И вот — война, призыв во флот, нелегкая и постылая служба…
Только то и спасало Копотея, что в скитаниях по свету, в бесконечных мытарствах не растерял он свою веселость, не однажды выручавшую его в самые трудные минуты…
— Помирать — и то с шуткой буду! — говаривал он.
Таков он был, Копотей, — матрос «разряда штрафованных».
Со дня прихода на «Аврору» нового комендора повеселел Аким Кривоносов.
Правда, не на все вопросы, тревожившие его, мог дать ответ Копотей: многое, сознавался он, и ему самому еще не понятно. Но главное-то он знал: надо не падать духом, не вешать носы, а объединяться и действовать сообща — вот так же, как объединяются рабочие на заводах.
Слушая Копотея, Аким все чаще вспоминал теперь старика Митрофана Степановича: так он и не сказал тогда, что же нужно сделать, чтобы облегчить матросскую участь. Но если бы сказал, — верил Кривоносов, — то сказал бы наверняка то же самое, что говорит сейчас Копотей.
Аким решил открыться Копотею, рассказать ему о том, что вот нет ни одной весточки от Кати, и не знает он, что с нею, как она там живет, и мучает его эта неизвестность. Уходил в море — больная она была…

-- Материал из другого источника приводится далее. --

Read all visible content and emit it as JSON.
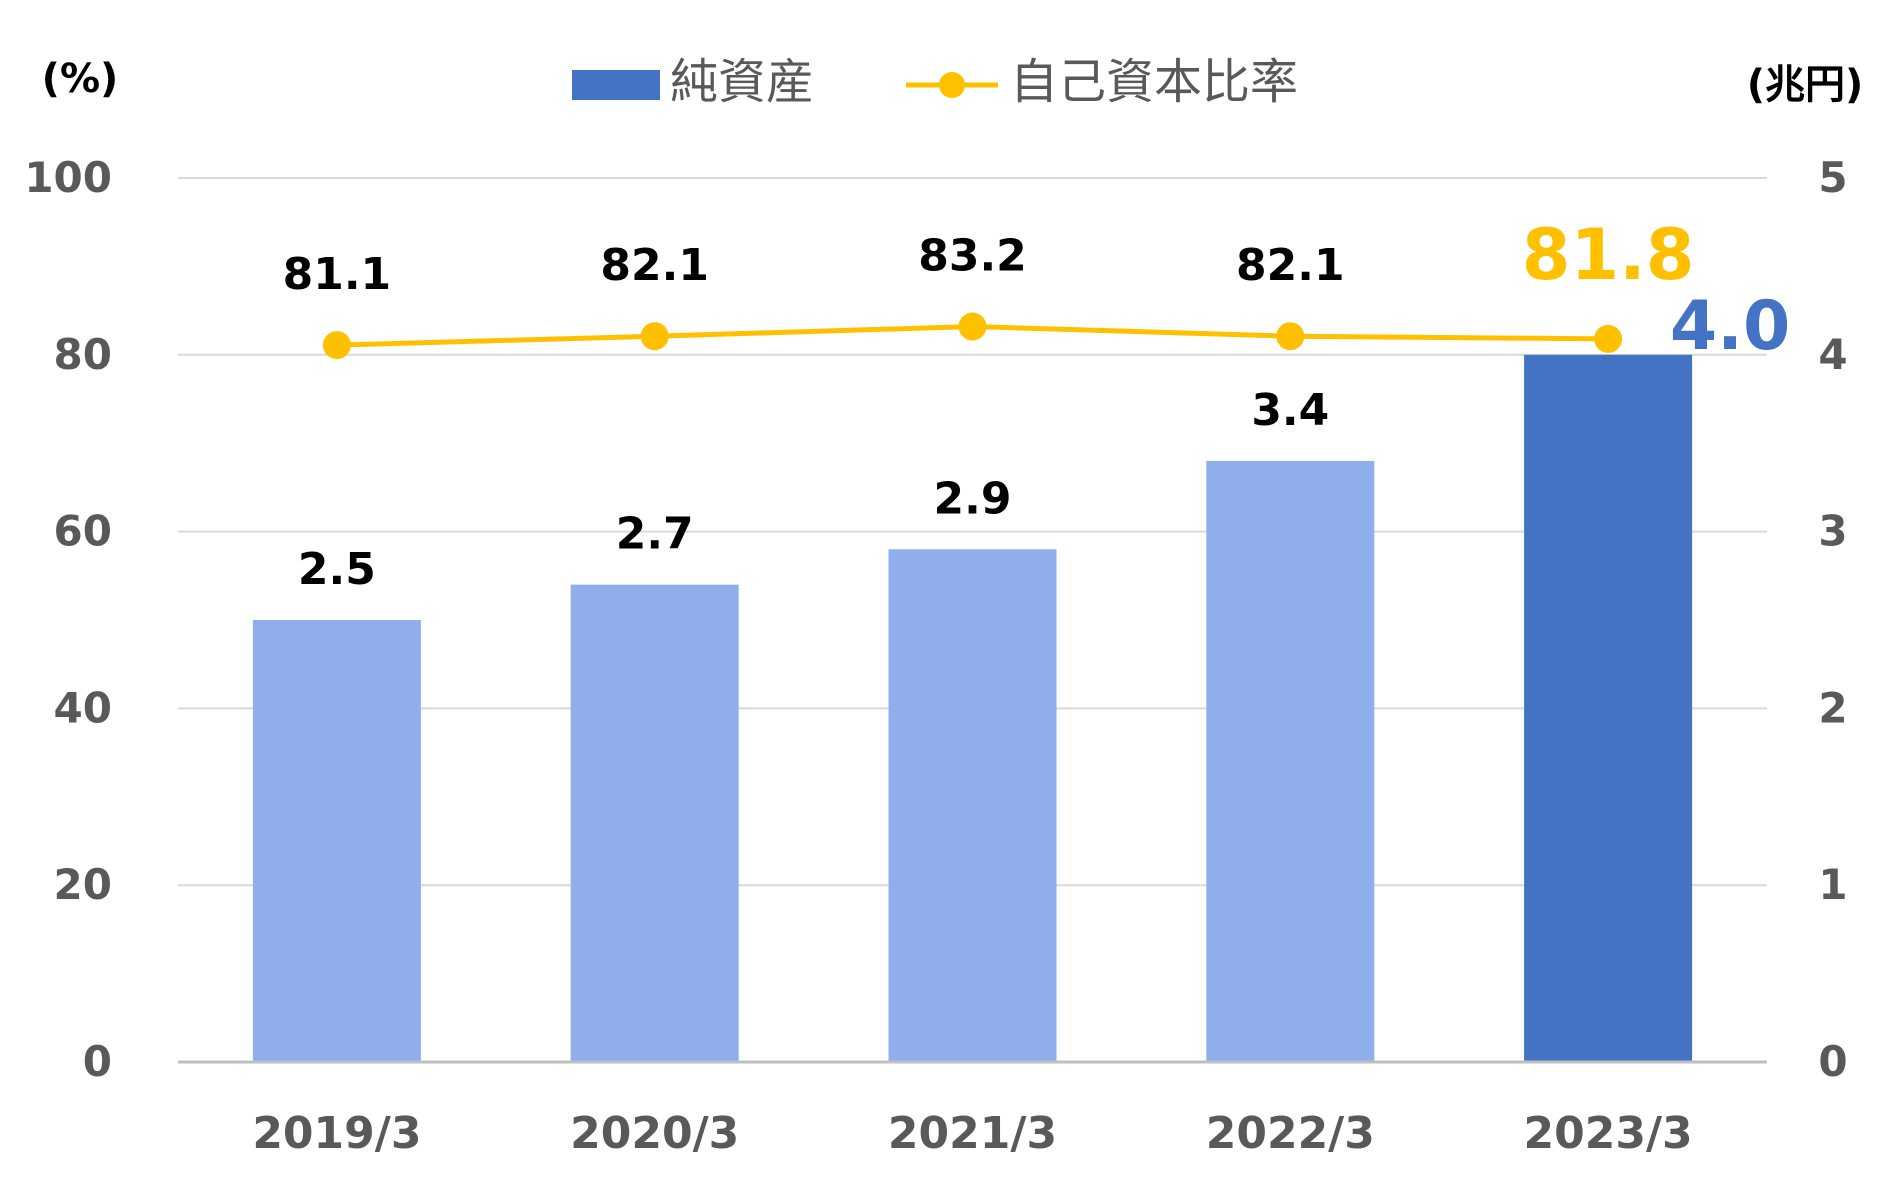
{
  "chart_data": {
    "type": "bar",
    "categories": [
      "2019/3",
      "2020/3",
      "2021/3",
      "2022/3",
      "2023/3"
    ],
    "series": [
      {
        "name": "純資産",
        "type": "bar",
        "axis": "right",
        "values": [
          2.5,
          2.7,
          2.9,
          3.4,
          4.0
        ],
        "labels": [
          "2.5",
          "2.7",
          "2.9",
          "3.4",
          "4.0"
        ]
      },
      {
        "name": "自己資本比率",
        "type": "line",
        "axis": "left",
        "values": [
          81.1,
          82.1,
          83.2,
          82.1,
          81.8
        ],
        "labels": [
          "81.1",
          "82.1",
          "83.2",
          "82.1",
          "81.8"
        ]
      }
    ],
    "left_axis": {
      "unit": "(%)",
      "ylim": [
        0,
        100
      ],
      "ticks": [
        "0",
        "20",
        "40",
        "60",
        "80",
        "100"
      ]
    },
    "right_axis": {
      "unit": "(兆円)",
      "ylim": [
        0,
        5
      ],
      "ticks": [
        "0",
        "1",
        "2",
        "3",
        "4",
        "5"
      ]
    },
    "legend": {
      "position": "top-center",
      "items": [
        "純資産",
        "自己資本比率"
      ]
    },
    "grid": true,
    "colors": {
      "bar": "#91aeec",
      "bar_highlight": "#4472c4",
      "line": "#ffc000",
      "grid": "#d9d9d9",
      "axis_text": "#595959"
    },
    "highlight_index": 4
  }
}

Копотей выслушал его молча.
— А ты, Аким, не отчаивайся, — успокоил он. — Такая девушка не разлюбит и не забудет. Ну, а если писем нет — это понятно. Офицеры — и те жалуются, что не получают свежую почту. А нашему брату матросу, кроме всего прочего, письма еще и вредны: чего доброго, узнает кто-нибудь о том, что в России сейчас неспокойно…
Однажды Копотей, когда они были вдвоем, достал из-под форменки какой-то листок, старательно свернутый несколько раз:
— На-ка, почитай. Еще от самого Петербурга берегу!..

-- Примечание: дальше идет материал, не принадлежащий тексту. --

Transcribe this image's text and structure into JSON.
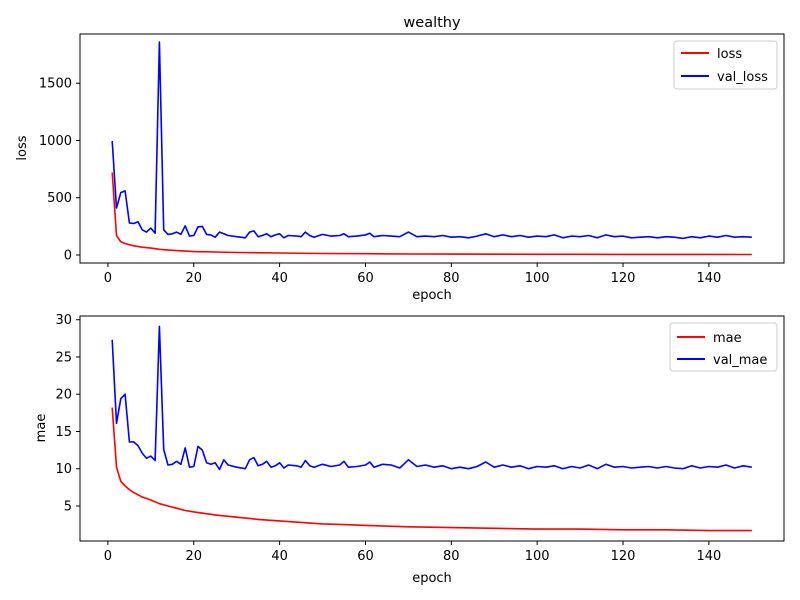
{
  "chart_data": [
    {
      "type": "line",
      "title": "wealthy",
      "xlabel": "epoch",
      "ylabel": "loss",
      "xlim": [
        1,
        150
      ],
      "ylim": [
        -70,
        1930
      ],
      "xticks": [
        0,
        20,
        40,
        60,
        80,
        100,
        120,
        140
      ],
      "yticks": [
        0,
        500,
        1000,
        1500
      ],
      "legend": "top-right",
      "grid": false,
      "series": [
        {
          "name": "loss",
          "color": "#ff0000",
          "x": [
            1,
            2,
            3,
            4,
            5,
            6,
            8,
            10,
            12,
            14,
            16,
            18,
            20,
            25,
            30,
            40,
            50,
            60,
            70,
            80,
            90,
            100,
            110,
            120,
            130,
            140,
            150
          ],
          "values": [
            720,
            170,
            115,
            100,
            90,
            80,
            68,
            60,
            50,
            43,
            38,
            34,
            30,
            26,
            22,
            17,
            13,
            11,
            9,
            8,
            7,
            6,
            6,
            5,
            5,
            5,
            4
          ]
        },
        {
          "name": "val_loss",
          "color": "#0000ff",
          "x": [
            1,
            2,
            3,
            4,
            5,
            6,
            7,
            8,
            9,
            10,
            11,
            12,
            13,
            14,
            15,
            16,
            17,
            18,
            19,
            20,
            21,
            22,
            23,
            24,
            25,
            26,
            27,
            28,
            30,
            32,
            33,
            34,
            35,
            36,
            37,
            38,
            39,
            40,
            41,
            42,
            44,
            45,
            46,
            47,
            48,
            50,
            52,
            54,
            55,
            56,
            58,
            60,
            61,
            62,
            64,
            66,
            68,
            70,
            72,
            74,
            76,
            78,
            80,
            82,
            84,
            86,
            88,
            90,
            92,
            94,
            96,
            98,
            100,
            102,
            104,
            106,
            108,
            110,
            112,
            114,
            116,
            118,
            120,
            122,
            124,
            126,
            128,
            130,
            132,
            134,
            136,
            138,
            140,
            142,
            144,
            146,
            148,
            150
          ],
          "values": [
            995,
            410,
            545,
            560,
            280,
            275,
            290,
            220,
            200,
            235,
            190,
            1860,
            220,
            180,
            185,
            200,
            180,
            255,
            165,
            170,
            245,
            250,
            180,
            175,
            155,
            200,
            185,
            170,
            160,
            150,
            200,
            210,
            160,
            170,
            185,
            160,
            175,
            185,
            150,
            170,
            165,
            160,
            200,
            170,
            155,
            180,
            165,
            170,
            185,
            160,
            165,
            175,
            190,
            160,
            170,
            165,
            160,
            200,
            160,
            165,
            160,
            170,
            155,
            160,
            150,
            165,
            185,
            160,
            175,
            160,
            170,
            155,
            165,
            160,
            175,
            150,
            165,
            160,
            170,
            150,
            175,
            160,
            165,
            150,
            155,
            160,
            150,
            160,
            155,
            145,
            160,
            150,
            165,
            155,
            170,
            155,
            160,
            155
          ]
        }
      ]
    },
    {
      "type": "line",
      "title": "",
      "xlabel": "epoch",
      "ylabel": "mae",
      "xlim": [
        1,
        150
      ],
      "ylim": [
        0.3,
        30.5
      ],
      "xticks": [
        0,
        20,
        40,
        60,
        80,
        100,
        120,
        140
      ],
      "yticks": [
        5,
        10,
        15,
        20,
        25,
        30
      ],
      "legend": "top-right",
      "grid": false,
      "series": [
        {
          "name": "mae",
          "color": "#ff0000",
          "x": [
            1,
            2,
            3,
            4,
            5,
            6,
            7,
            8,
            9,
            10,
            12,
            14,
            16,
            18,
            20,
            25,
            30,
            35,
            40,
            45,
            50,
            55,
            60,
            70,
            80,
            90,
            100,
            110,
            120,
            130,
            140,
            150
          ],
          "values": [
            18.2,
            10.2,
            8.3,
            7.7,
            7.2,
            6.8,
            6.5,
            6.2,
            6.0,
            5.8,
            5.3,
            5.0,
            4.7,
            4.4,
            4.2,
            3.8,
            3.5,
            3.2,
            3.0,
            2.8,
            2.6,
            2.5,
            2.4,
            2.2,
            2.1,
            2.0,
            1.9,
            1.9,
            1.8,
            1.8,
            1.7,
            1.7
          ]
        },
        {
          "name": "val_mae",
          "color": "#0000ff",
          "x": [
            1,
            2,
            3,
            4,
            5,
            6,
            7,
            8,
            9,
            10,
            11,
            12,
            13,
            14,
            15,
            16,
            17,
            18,
            19,
            20,
            21,
            22,
            23,
            24,
            25,
            26,
            27,
            28,
            30,
            32,
            33,
            34,
            35,
            36,
            37,
            38,
            39,
            40,
            41,
            42,
            44,
            45,
            46,
            47,
            48,
            50,
            52,
            54,
            55,
            56,
            58,
            60,
            61,
            62,
            64,
            66,
            68,
            70,
            72,
            74,
            76,
            78,
            80,
            82,
            84,
            86,
            88,
            90,
            92,
            94,
            96,
            98,
            100,
            102,
            104,
            106,
            108,
            110,
            112,
            114,
            116,
            118,
            120,
            122,
            124,
            126,
            128,
            130,
            132,
            134,
            136,
            138,
            140,
            142,
            144,
            146,
            148,
            150
          ],
          "values": [
            27.3,
            16.1,
            19.4,
            20.0,
            13.6,
            13.6,
            13.1,
            12.1,
            11.4,
            11.7,
            11.1,
            29.1,
            12.6,
            10.5,
            10.6,
            11.0,
            10.6,
            12.8,
            10.2,
            10.3,
            13.0,
            12.5,
            10.8,
            10.6,
            10.8,
            9.9,
            11.2,
            10.5,
            10.2,
            10.0,
            11.2,
            11.5,
            10.4,
            10.6,
            11.0,
            10.2,
            10.4,
            10.8,
            10.1,
            10.5,
            10.4,
            10.2,
            11.1,
            10.4,
            10.2,
            10.6,
            10.3,
            10.5,
            11.0,
            10.2,
            10.3,
            10.5,
            10.9,
            10.2,
            10.6,
            10.5,
            10.1,
            11.2,
            10.3,
            10.5,
            10.2,
            10.4,
            10.0,
            10.2,
            10.0,
            10.3,
            10.9,
            10.2,
            10.5,
            10.2,
            10.4,
            10.0,
            10.3,
            10.2,
            10.4,
            10.0,
            10.3,
            10.1,
            10.5,
            10.0,
            10.6,
            10.2,
            10.3,
            10.1,
            10.2,
            10.3,
            10.1,
            10.3,
            10.1,
            10.0,
            10.4,
            10.1,
            10.3,
            10.2,
            10.5,
            10.1,
            10.4,
            10.2
          ]
        }
      ]
    }
  ]
}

Аким развернул листок, прочел первую строчку: «Пролетарии всех стран, соединяйтесь!»
— Это кто же такие — пролетарии? — с интересом спросил он.
— Ну, люди, у которых нет ничего. Понимаешь: ничего, кроме собственных рабочих рук. Вот как у тебя, например, — пояснил Копотей. — Ни кола ни двора, одни мозоли…
— Что ты! — удивился Аким Кривоносов. — Мы с той поры, как из Киева приехали, кое-какой худобишкой обзавелись. Какой же я… пролетарий? Я самый что ни есть хлебороб.
— Во-от оно что! — насмешливо-добродушно протянул Копотей. — Однако, как говорят у вас на Черниговщине, це дило треба розжуваты… Вот скажи-ка ты мне, хлебороб, земли у тебя много? Небось десятин пятьдесят имеешь?
— Полдесятины… на шесть душ, — глухо отозвался Кривоносов. — И та — один суглинок.
— Та-ак. Скота, конечно, много?
— Смеешься? Тело́к годовалый да еще недавно полтора десятка кур завели, писал отец.
— Тело́к, стало быть, на шестерых? Тебе достается что-то побольше полноги? При твоем богатырском росте на один хороший обед. Так или нет?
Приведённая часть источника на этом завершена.